Seek You by Kristen Radtke

Discussing the work of Harry Harlow. CW: animal cruelty.

Harlow and his team began his most famous study, separating baby monkeys from their mothers shortly after birth. The babies were placed in cages with two inanimate doll-like figures. One made of wire, one of cloth.

Both dolls were heated internally by a lightbulb, and only the wire version dispensed milk. The cloth mother’s face was framed by two bicycle reflectors in place of eyes – not realistic, exactly, but slightly more cheerful that the square, robot-like head they affexed to the top of the wire mother.

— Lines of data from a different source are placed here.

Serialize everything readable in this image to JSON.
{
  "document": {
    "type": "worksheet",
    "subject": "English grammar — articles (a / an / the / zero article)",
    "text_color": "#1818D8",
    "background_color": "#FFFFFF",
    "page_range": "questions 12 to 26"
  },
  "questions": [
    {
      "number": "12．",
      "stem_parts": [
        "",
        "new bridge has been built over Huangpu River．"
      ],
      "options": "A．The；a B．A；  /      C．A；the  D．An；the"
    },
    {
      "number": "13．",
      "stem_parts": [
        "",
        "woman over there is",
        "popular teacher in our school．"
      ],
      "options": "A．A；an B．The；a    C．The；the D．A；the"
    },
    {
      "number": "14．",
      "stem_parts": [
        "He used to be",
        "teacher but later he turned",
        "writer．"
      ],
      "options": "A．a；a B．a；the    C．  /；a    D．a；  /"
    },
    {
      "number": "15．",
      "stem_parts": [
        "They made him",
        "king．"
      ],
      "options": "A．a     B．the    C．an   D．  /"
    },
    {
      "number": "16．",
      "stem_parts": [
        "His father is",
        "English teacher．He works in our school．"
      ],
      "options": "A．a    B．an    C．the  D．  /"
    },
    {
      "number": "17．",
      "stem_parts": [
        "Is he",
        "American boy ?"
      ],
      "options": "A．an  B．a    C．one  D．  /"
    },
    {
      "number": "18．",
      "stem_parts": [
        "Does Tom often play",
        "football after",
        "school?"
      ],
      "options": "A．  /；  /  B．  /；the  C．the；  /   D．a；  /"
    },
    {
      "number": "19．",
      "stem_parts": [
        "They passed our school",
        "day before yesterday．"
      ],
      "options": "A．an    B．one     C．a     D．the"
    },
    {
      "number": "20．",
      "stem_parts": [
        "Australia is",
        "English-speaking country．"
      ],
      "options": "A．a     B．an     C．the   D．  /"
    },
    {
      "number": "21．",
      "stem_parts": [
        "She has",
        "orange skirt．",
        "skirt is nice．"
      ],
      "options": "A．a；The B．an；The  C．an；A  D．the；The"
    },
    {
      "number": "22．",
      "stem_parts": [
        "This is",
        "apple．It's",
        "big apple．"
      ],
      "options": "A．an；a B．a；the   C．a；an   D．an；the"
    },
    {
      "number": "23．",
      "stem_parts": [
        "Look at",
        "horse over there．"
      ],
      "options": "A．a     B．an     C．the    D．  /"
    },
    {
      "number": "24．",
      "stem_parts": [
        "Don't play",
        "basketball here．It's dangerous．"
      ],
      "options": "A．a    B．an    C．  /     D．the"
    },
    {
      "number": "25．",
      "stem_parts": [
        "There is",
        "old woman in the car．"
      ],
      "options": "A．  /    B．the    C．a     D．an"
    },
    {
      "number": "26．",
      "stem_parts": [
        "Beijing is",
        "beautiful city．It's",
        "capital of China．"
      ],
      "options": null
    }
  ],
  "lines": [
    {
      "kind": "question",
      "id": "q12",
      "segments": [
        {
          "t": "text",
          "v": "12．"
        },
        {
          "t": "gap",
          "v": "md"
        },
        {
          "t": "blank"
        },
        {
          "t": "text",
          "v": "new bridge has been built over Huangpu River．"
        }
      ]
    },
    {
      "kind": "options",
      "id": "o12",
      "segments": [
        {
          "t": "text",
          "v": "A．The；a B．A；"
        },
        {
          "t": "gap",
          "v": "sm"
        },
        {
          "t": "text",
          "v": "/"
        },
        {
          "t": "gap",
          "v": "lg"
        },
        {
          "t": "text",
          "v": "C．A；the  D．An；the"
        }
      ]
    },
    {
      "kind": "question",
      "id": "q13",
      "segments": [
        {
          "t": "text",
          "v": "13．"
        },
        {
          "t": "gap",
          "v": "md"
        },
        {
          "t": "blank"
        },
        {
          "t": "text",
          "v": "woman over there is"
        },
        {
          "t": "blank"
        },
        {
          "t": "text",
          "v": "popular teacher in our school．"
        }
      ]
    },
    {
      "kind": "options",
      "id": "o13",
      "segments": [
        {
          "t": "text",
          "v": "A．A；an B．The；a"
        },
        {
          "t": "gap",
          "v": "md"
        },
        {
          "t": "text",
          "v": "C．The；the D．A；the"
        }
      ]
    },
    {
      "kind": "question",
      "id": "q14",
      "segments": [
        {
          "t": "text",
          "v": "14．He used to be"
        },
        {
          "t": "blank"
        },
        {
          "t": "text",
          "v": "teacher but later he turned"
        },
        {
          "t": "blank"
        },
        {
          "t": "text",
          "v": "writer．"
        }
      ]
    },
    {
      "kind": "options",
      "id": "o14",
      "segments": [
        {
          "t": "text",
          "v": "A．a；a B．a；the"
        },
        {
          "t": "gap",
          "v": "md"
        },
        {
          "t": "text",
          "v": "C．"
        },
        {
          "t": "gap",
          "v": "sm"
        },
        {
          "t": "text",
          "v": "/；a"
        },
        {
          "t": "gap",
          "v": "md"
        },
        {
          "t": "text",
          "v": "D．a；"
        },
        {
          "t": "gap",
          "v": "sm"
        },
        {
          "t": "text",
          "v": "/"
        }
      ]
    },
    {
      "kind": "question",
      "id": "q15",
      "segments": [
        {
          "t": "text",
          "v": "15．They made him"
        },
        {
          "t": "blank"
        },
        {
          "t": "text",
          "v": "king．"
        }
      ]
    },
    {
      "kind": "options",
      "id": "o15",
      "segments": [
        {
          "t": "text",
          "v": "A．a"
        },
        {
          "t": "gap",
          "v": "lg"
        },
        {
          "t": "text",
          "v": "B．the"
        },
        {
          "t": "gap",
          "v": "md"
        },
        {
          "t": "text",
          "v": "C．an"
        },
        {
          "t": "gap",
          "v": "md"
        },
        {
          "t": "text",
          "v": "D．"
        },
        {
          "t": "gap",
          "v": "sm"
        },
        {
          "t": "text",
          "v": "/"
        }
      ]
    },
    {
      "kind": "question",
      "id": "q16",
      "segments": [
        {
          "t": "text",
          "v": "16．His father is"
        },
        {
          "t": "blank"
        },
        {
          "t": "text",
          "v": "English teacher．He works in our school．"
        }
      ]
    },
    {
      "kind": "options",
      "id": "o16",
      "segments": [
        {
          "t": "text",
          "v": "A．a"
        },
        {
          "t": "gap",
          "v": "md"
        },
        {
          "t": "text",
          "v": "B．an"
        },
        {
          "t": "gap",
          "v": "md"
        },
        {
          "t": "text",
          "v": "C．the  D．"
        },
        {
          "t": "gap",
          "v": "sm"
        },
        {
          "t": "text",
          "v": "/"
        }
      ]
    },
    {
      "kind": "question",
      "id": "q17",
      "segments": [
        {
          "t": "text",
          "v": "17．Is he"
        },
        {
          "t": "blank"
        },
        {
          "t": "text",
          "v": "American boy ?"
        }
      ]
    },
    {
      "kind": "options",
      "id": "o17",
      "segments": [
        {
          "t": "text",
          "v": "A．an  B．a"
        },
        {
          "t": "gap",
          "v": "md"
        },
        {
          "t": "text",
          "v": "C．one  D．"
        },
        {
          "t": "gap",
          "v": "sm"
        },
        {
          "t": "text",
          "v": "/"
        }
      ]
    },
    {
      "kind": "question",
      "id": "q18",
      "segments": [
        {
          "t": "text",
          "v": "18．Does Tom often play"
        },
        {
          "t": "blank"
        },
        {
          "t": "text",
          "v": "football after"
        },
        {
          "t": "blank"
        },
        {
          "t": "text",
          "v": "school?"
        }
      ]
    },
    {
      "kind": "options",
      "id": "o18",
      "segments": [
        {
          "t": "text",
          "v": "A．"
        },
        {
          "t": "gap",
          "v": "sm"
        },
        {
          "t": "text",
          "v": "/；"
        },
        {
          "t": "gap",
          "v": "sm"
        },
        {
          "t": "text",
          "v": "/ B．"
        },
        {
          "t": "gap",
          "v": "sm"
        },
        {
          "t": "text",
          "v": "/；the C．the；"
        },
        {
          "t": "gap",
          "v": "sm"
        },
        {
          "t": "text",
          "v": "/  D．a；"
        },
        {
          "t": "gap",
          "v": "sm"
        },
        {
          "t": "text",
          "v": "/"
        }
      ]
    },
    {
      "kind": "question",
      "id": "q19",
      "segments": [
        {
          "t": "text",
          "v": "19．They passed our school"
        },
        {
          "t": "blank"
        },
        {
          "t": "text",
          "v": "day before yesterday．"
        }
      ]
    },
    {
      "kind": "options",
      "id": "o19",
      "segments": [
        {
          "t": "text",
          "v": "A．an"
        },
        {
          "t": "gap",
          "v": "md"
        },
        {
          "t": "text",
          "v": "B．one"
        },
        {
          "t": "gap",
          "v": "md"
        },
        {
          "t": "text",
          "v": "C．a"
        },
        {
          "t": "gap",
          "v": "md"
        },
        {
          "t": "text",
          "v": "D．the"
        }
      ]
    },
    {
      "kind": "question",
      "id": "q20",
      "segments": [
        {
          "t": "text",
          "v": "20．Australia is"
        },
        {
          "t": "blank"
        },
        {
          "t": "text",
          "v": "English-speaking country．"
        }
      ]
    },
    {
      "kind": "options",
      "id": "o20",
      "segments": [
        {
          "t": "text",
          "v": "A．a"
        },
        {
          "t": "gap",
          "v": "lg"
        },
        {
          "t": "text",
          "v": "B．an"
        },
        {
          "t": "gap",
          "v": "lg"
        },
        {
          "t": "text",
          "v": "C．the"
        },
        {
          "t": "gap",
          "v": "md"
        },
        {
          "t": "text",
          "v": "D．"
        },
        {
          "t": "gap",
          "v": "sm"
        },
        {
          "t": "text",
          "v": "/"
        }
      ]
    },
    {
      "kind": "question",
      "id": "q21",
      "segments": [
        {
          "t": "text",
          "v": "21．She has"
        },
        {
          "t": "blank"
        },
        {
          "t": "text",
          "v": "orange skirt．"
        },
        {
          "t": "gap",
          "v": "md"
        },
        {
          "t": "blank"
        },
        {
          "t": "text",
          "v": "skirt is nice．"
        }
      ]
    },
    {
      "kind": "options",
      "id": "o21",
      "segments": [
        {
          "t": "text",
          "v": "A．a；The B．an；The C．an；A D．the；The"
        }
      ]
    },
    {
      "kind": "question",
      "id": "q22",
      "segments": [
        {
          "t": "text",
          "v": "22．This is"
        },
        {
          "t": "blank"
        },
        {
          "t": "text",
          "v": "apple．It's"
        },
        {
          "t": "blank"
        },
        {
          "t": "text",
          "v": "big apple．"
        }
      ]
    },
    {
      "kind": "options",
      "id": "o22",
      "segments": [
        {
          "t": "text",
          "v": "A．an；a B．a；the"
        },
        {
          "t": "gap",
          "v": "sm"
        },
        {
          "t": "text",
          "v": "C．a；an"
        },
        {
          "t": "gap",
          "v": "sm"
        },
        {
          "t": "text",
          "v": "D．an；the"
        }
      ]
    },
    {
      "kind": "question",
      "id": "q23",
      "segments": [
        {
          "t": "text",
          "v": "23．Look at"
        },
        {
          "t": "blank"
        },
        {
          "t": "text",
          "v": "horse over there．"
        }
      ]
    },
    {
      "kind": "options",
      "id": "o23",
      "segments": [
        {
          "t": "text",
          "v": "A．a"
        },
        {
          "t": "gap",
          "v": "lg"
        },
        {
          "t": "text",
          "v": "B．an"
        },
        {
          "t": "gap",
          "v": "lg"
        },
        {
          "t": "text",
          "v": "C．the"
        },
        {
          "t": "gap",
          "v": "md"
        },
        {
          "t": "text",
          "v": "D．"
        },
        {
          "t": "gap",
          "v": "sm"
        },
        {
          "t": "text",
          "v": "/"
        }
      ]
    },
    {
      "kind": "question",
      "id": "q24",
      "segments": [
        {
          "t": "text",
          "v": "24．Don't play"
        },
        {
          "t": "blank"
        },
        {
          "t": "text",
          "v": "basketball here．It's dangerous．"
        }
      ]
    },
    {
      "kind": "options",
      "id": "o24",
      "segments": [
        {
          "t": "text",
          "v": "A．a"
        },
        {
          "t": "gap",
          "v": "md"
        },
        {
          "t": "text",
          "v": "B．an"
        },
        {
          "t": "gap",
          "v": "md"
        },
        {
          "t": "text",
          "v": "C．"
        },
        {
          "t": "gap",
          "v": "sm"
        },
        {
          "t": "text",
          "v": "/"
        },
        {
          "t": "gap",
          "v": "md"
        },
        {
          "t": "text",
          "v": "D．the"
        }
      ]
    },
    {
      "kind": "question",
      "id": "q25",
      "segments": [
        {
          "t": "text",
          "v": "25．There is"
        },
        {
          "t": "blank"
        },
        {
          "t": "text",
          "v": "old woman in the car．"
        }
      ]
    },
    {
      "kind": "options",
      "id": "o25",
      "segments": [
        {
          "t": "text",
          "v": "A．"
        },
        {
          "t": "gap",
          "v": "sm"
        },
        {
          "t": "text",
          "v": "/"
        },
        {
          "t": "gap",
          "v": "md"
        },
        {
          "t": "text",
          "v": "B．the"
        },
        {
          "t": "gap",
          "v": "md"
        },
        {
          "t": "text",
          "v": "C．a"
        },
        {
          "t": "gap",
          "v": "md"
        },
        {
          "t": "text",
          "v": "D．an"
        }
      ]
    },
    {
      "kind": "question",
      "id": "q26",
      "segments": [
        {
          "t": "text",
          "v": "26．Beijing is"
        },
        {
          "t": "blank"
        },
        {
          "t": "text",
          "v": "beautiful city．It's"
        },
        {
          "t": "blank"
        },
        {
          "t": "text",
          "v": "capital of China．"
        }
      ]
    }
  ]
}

If babies truly only clutched their mothers because they wanted food, as was commonly believed, of course they’d prefer the wire monkey that fed them to the cloth version that contributed nothing.

But the monkeys spent almost all their time clinging to the cloth mothers, sometimes straining from them to reach the bottle affixed to the wire mother while keeping their feet planted on the cloth, or jumping to the wire just long enough to drink before rushing back to their maternal perch.

Plush fabric is a more comfortable resting place that woven wire, but the monkeys did more than hang out on the soft figure the way they would a bed or blanket. They cuddled into it, they ran to it when they were started, and they sometimes stroked the cloth and the edges of its plastic face.

When scientists reached in to change and clean the fabric, a partition separated the baby from its inanimate mother, and the babies hurled themselves against the divider, maniacally tracing the lines of the cafe in jagged panic. They’d grown dependent on a parent who never returned their affections, and it led to a kind of addiction in which they were incapable of functioning without her. They tore out their fur, biting their arms and legs.

But attachedment isn’t necessarily love. How much the monkeys really cared for the unliving figures, Harlow thought, was still up for debate. So he created new models to mimic abuse. The babies clung even tighter to the mothers designed to push them away.